We strongly advocate for the evaluation of individual, absolute, 10-year fracture risk of the hip as the diagnostic aim which determines the intervention threshold. And we define osteoporosis as high fracture risk.

Source data:

  1. Kanis JA. et co.: Assessment of fracture risk. Osteoporos Int 2005, 16;6:581.
  2. Siris E. et co.: Identification and Fracture Outcomes of Undiagnosed Low Bone Mineral Density in Postmenopausal Women. JAMA. 2001, 286:2775.
  3. World Health Organization. Assessment of fracture risk and its application to screening for postmenopausal osteoporosis. Technical Report Series 843;WHO, Geneva 1994.
  4. Burger H. et co.: Risk factors for increased bone loss in an elderly population: the Rotterdam Study. Am J Epidemiol 2000, 9; 147:871.
  5. Wainwright SA. et co.: Hip Fracture in Women without Osteoporosis. J Clin . Endocrinol. Metab. 2005, 90:2787.

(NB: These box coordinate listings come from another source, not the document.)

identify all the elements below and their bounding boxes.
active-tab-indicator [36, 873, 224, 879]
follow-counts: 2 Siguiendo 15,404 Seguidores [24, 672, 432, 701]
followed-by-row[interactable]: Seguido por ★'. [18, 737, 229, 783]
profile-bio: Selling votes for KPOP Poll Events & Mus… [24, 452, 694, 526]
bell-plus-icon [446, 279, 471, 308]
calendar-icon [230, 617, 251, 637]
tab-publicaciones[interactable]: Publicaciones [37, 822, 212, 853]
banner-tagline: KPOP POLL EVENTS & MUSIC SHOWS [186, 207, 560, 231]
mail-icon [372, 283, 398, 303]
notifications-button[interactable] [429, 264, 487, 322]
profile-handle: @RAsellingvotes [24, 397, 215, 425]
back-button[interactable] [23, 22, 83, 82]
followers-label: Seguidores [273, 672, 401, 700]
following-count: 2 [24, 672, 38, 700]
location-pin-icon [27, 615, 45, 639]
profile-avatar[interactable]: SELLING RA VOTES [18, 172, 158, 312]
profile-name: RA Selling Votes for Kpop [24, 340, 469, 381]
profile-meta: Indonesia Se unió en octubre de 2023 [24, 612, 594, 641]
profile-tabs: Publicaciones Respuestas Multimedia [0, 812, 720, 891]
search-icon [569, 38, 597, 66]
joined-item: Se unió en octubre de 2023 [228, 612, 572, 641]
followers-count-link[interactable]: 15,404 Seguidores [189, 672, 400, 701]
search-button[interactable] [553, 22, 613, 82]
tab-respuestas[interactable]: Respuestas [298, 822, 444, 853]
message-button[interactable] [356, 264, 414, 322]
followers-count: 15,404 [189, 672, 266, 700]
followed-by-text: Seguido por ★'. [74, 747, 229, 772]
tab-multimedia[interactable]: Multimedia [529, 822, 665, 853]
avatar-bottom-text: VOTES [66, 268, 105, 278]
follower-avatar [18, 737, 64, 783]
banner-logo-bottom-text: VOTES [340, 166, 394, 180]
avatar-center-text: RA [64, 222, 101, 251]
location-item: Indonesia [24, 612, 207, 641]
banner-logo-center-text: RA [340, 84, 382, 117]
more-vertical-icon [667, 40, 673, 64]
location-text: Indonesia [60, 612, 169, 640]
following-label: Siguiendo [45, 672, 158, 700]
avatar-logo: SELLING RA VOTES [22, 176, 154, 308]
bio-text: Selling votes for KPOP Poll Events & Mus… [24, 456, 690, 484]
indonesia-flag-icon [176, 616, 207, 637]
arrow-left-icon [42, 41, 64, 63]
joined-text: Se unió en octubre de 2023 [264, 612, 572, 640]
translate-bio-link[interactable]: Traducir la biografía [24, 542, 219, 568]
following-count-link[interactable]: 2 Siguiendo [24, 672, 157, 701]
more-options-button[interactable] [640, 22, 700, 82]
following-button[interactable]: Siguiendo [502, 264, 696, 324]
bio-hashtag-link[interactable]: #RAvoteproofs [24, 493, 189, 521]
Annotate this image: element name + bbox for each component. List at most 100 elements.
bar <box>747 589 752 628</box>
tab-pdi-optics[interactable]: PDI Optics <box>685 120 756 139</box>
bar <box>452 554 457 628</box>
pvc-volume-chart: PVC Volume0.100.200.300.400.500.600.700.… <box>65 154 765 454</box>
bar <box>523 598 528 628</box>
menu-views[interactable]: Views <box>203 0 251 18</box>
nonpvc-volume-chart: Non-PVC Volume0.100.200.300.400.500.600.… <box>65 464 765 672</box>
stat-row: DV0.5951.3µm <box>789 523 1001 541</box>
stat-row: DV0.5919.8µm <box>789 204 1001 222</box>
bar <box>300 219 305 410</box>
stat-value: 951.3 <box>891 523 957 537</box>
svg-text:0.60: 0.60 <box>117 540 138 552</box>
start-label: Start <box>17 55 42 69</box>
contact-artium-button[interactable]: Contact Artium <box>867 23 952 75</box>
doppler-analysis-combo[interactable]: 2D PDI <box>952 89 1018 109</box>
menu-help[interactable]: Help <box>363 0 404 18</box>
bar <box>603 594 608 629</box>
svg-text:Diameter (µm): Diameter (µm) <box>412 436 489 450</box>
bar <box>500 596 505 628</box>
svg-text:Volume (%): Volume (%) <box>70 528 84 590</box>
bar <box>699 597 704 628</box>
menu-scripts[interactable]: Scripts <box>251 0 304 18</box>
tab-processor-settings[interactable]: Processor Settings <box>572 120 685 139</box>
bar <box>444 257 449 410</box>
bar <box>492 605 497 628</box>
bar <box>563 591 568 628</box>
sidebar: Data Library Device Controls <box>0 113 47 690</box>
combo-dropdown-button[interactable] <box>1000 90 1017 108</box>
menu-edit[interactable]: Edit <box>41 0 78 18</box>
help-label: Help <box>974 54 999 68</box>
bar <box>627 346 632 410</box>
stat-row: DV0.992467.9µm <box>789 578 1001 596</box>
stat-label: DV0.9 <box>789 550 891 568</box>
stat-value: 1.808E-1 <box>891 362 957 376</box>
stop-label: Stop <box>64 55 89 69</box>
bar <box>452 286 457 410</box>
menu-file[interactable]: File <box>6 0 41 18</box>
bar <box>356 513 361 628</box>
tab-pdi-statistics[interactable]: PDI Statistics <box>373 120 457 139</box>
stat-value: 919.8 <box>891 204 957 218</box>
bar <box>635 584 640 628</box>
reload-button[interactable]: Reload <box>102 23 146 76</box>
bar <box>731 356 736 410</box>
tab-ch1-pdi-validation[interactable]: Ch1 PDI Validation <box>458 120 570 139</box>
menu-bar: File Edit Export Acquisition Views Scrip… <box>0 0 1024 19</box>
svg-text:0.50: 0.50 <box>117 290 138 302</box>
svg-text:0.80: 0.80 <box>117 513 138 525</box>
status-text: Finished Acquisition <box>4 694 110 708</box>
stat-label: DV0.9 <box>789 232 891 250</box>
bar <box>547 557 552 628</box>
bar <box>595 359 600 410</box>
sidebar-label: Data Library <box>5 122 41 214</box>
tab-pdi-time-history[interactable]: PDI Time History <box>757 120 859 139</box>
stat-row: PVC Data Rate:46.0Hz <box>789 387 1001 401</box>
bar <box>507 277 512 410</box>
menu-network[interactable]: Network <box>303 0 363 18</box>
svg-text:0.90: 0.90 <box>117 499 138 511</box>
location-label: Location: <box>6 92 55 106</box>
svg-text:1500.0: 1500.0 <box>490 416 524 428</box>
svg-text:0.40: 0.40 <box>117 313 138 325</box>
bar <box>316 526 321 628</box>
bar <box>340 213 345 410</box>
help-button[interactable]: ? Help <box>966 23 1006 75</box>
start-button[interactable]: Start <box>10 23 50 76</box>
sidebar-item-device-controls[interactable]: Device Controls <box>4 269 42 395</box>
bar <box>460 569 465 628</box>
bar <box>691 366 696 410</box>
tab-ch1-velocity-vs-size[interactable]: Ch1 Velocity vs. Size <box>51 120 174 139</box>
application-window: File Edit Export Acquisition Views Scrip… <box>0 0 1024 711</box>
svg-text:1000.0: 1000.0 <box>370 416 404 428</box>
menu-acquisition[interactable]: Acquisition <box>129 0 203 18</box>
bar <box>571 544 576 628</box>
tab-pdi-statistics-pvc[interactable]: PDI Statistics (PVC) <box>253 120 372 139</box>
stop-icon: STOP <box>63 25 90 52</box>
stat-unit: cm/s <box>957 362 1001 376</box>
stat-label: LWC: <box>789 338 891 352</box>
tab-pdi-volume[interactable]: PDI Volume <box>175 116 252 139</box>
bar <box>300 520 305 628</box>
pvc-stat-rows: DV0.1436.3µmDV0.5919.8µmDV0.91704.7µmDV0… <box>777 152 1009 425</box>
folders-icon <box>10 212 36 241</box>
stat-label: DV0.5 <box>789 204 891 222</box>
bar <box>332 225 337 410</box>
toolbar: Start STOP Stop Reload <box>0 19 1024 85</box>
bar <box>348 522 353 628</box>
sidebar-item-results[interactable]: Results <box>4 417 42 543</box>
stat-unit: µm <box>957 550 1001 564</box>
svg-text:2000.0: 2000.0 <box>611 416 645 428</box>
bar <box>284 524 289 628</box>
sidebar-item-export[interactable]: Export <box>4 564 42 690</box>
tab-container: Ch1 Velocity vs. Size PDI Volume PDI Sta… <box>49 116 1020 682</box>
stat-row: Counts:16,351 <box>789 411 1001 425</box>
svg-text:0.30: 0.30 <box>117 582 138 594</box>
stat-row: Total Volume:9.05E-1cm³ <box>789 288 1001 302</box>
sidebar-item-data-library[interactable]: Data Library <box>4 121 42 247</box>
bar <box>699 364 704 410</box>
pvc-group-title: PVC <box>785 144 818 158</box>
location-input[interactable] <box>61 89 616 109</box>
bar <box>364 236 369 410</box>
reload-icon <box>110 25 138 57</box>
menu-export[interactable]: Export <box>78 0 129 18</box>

  6. Nowak NA. i wsp.: Epidemiologia osteoporozy u kobiet w aglomeracji Białegostoku (BOS), I: Gęstość kości a złamania. Postępy Osteoartrologii 2003, 14:1.
  7. Osteoporosis Prevention, Diagnosis, and Therapy NIH Consensus Development Panel on Osteoporosis Prevention, Diagnosis and Therapy. JAMA 2001, 285; 6:785.
  8. Kanis JA. WHO criteria for indications to treatment. Osteoporosis Int 2006, 17:S1.